Whatever their effect, I tend to think they symbolize a further degeneration of the country; there is about them a smell of the burnt Near East where their breed began; they seem a portent. This region raised antelope and buffalo with rich fat on their ribs once, and later its longhorns were the sturdiest that went up the trails. Now the cedar has spread its sterile shade in the flats where grass no longer grows, and though some of the upland ranches with sentient owners still show thick carpets of curly mesquite and grama and buffalo and blue-stem grasses, and some even of the damaged parts can be brought back, most of the earth’s surface there will never again be what it was. Goats and other such Mediterranean fauna—burros, and magpies, and tawny water
thrifty rodents that live among the rocks—somehow symbolize for me those lands that will never again be what they were.
One waxes pessimistic? Not so much … There is a pessimism about land which, after it has been with you a long time, becomes merely factual. Men increase; country suffers. Though I sign up with organizations that oppose the process, I sign without great hope.… Islands of wildlife and native flora may be saved, as they should be, but the big, sloppy, rich, teeming spraddle will go. It always has.

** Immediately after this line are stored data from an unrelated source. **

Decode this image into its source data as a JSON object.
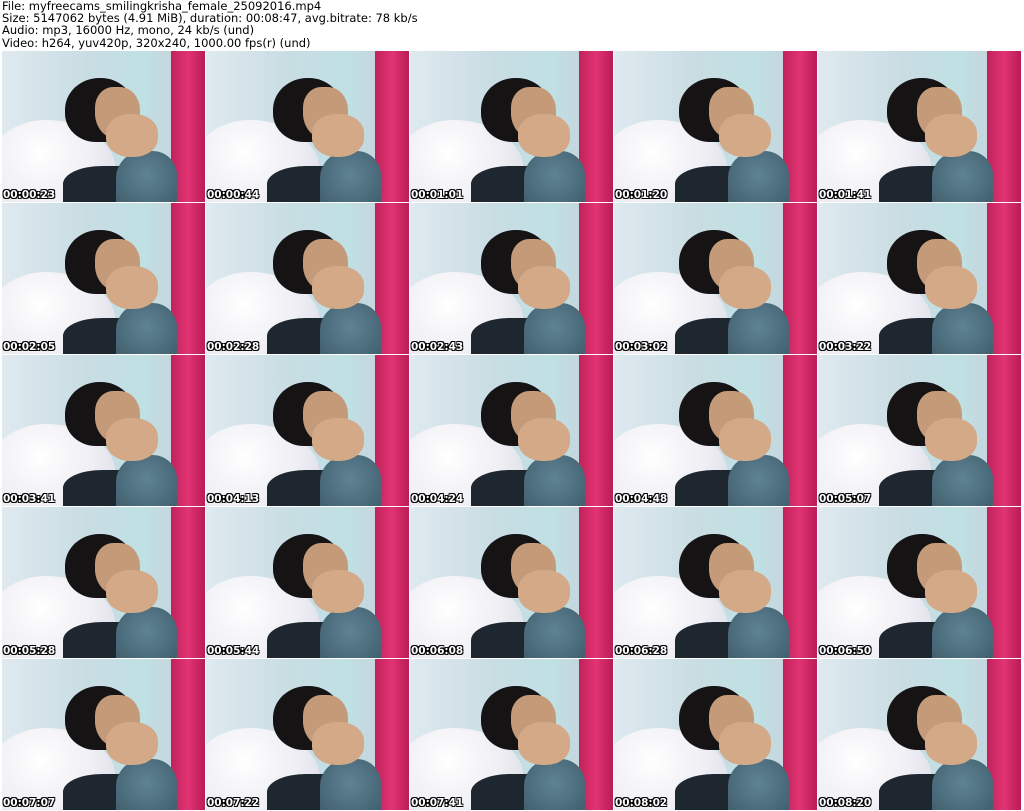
{
  "info": {
    "file": "File: myfreecams_smilingkrisha_female_25092016.mp4",
    "size": "Size: 5147062 bytes (4.91 MiB), duration: 00:08:47, avg.bitrate: 78 kb/s",
    "audio": "Audio: mp3, 16000 Hz, mono, 24 kb/s (und)",
    "video": "Video: h264, yuv420p, 320x240, 1000.00 fps(r) (und)"
  },
  "thumbnails": [
    "00:00:23",
    "00:00:44",
    "00:01:01",
    "00:01:20",
    "00:01:41",
    "00:02:05",
    "00:02:28",
    "00:02:43",
    "00:03:02",
    "00:03:22",
    "00:03:41",
    "00:04:13",
    "00:04:24",
    "00:04:48",
    "00:05:07",
    "00:05:28",
    "00:05:44",
    "00:06:08",
    "00:06:28",
    "00:06:50",
    "00:07:07",
    "00:07:22",
    "00:07:41",
    "00:08:02",
    "00:08:20"
  ]
}
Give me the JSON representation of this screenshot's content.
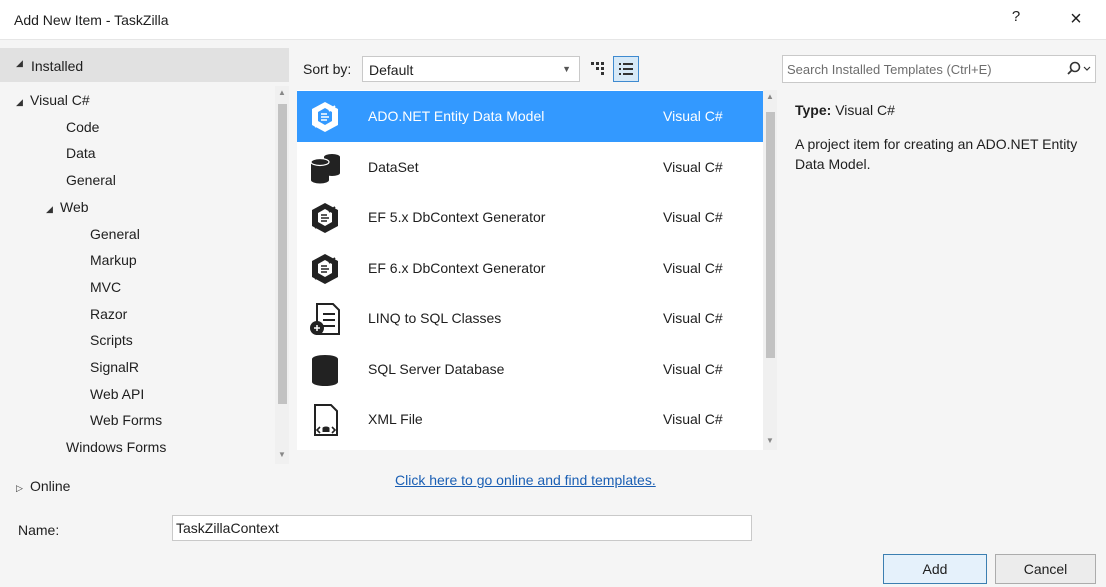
{
  "window": {
    "title": "Add New Item - TaskZilla",
    "help": "?",
    "close": "×"
  },
  "left": {
    "installed": "Installed",
    "tree": [
      {
        "label": "Visual C#",
        "level": 0,
        "expanded": true
      },
      {
        "label": "Code",
        "level": 1
      },
      {
        "label": "Data",
        "level": 1,
        "selected": true
      },
      {
        "label": "General",
        "level": 1
      },
      {
        "label": "Web",
        "level": 1,
        "expanded": true
      },
      {
        "label": "General",
        "level": 2
      },
      {
        "label": "Markup",
        "level": 2
      },
      {
        "label": "MVC",
        "level": 2
      },
      {
        "label": "Razor",
        "level": 2
      },
      {
        "label": "Scripts",
        "level": 2
      },
      {
        "label": "SignalR",
        "level": 2
      },
      {
        "label": "Web API",
        "level": 2
      },
      {
        "label": "Web Forms",
        "level": 2
      },
      {
        "label": "Windows Forms",
        "level": 1
      }
    ],
    "online": "Online"
  },
  "toolbar": {
    "sort_label": "Sort by:",
    "sort_value": "Default"
  },
  "templates": [
    {
      "name": "ADO.NET Entity Data Model",
      "lang": "Visual C#",
      "icon": "entity-model",
      "selected": true
    },
    {
      "name": "DataSet",
      "lang": "Visual C#",
      "icon": "dataset"
    },
    {
      "name": "EF 5.x DbContext Generator",
      "lang": "Visual C#",
      "icon": "entity-model"
    },
    {
      "name": "EF 6.x DbContext Generator",
      "lang": "Visual C#",
      "icon": "entity-model"
    },
    {
      "name": "LINQ to SQL Classes",
      "lang": "Visual C#",
      "icon": "linq-classes"
    },
    {
      "name": "SQL Server Database",
      "lang": "Visual C#",
      "icon": "database"
    },
    {
      "name": "XML File",
      "lang": "Visual C#",
      "icon": "xml-file"
    }
  ],
  "online_link": "Click here to go online and find templates.",
  "right": {
    "search_placeholder": "Search Installed Templates (Ctrl+E)",
    "type_label": "Type:",
    "type_value": "Visual C#",
    "description": "A project item for creating an ADO.NET Entity Data Model."
  },
  "bottom": {
    "name_label": "Name:",
    "name_value": "TaskZillaContext",
    "add": "Add",
    "cancel": "Cancel"
  },
  "colors": {
    "selection": "#3399ff",
    "link": "#1a5fb4",
    "accent_border": "#3c7fb1"
  }
}
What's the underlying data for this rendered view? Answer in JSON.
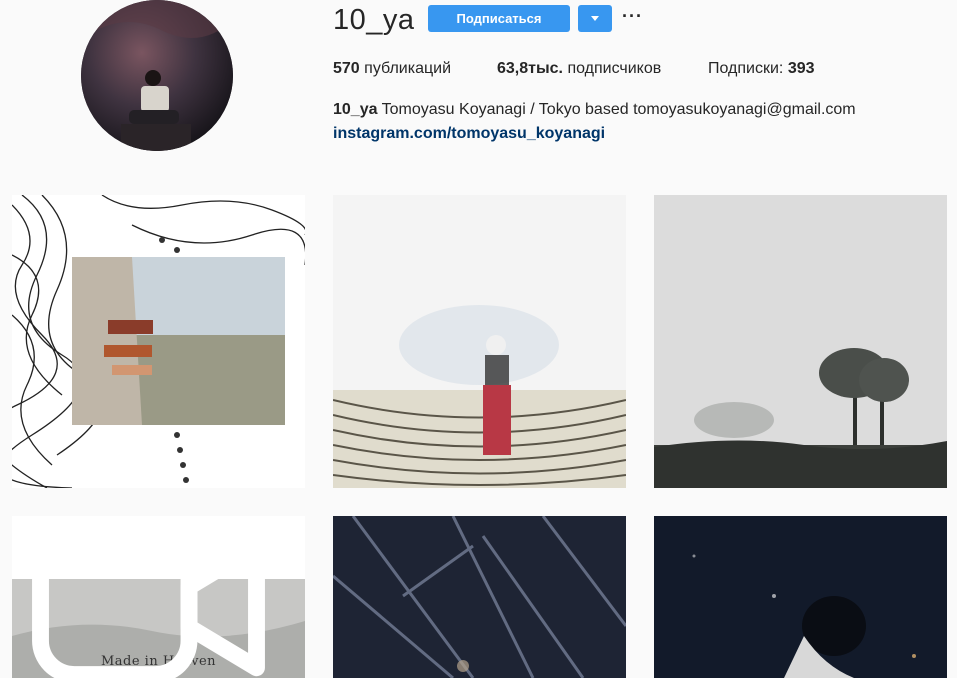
{
  "profile": {
    "username": "10_ya",
    "follow_label": "Подписаться",
    "more_label": "···"
  },
  "stats": {
    "posts_count": "570",
    "posts_label": "публикаций",
    "followers_count": "63,8тыс.",
    "followers_label": "подписчиков",
    "following_label": "Подписки:",
    "following_count": "393"
  },
  "bio": {
    "name": "10_ya",
    "text": "Tomoyasu Koyanagi / Tokyo based tomoyasukoyanagi@gmail.com",
    "link": "instagram.com/tomoyasu_koyanagi"
  },
  "posts": [
    {
      "caption": ""
    },
    {
      "caption": ""
    },
    {
      "caption": ""
    },
    {
      "caption": "Made in Heaven",
      "video": true
    },
    {
      "caption": ""
    },
    {
      "caption": ""
    }
  ],
  "icons": {
    "dropdown": "chevron-down-icon",
    "more": "ellipsis-icon",
    "video": "video-camera-icon"
  },
  "colors": {
    "accent": "#3897f0",
    "link": "#003569",
    "background": "#fafafa"
  }
}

Nevertheless, the Brazos was there, and I was on it. Two tall sand-hill cranes, forerunners of the big flights, flapped up from a bar at the old Welty crossing as I bore down on it. I had business there, a minor expedition that, like many others, I’d never gotten around to making before.
Good hard-bottomed fords were prized in the days before bridges. With normal water, horses and cattle and high-wheeled wagons could traverse the river at them without fear of holes or quicksand. They were all known and were named, usually for the man who settled nearest them. Henry Welty settled there quite early, west of Big Keechi, and by 1863, when a good many of the country’s males were away with the Confederacy and the Comanches were lashing the frontier like a whip, he and his wife had five children scrambling and yelling about their cabin, and a good herd of stock.
One evening Henry Welty saddled up and went to bring in his milk calves, to keep them off their mothers’ teats. He gathered them up, and was driving them toward the corrals when, in the bend of a draw, about ten of The People fired at him from brush. Wounded, he loped away, but they followed, yelling, and when he fell from his horse they finished the job and scalped him and stripped him and took
the horse. All that night, hour after dragging hour, they wailed and hooted about the house where Mrs. Welty and her children huddled fireless and lightless.…
It wasn’t an unusual story, nor did I think to ferret out any new aspects of it. I just wanted to see if I could find the place. The gullied trough where the wagons had come down to the crossing since more than a century before was still sharp; I climbed up through it into a wide pasture dotted with mesquites and post oaks from which the wind was whipping yellow leaves, and followed the ruts of the old road to a second rise maybe a half-mile inland. There, where they should have been (the old ones seldom built next to the river), I found a roughly rectangular jumble of squared sandstone blocks, what was left of a foundation and chimney. Even a rotten log or two would have been too much to expect; most of the cabins went long ago for fence posts or cordwood, or burned down.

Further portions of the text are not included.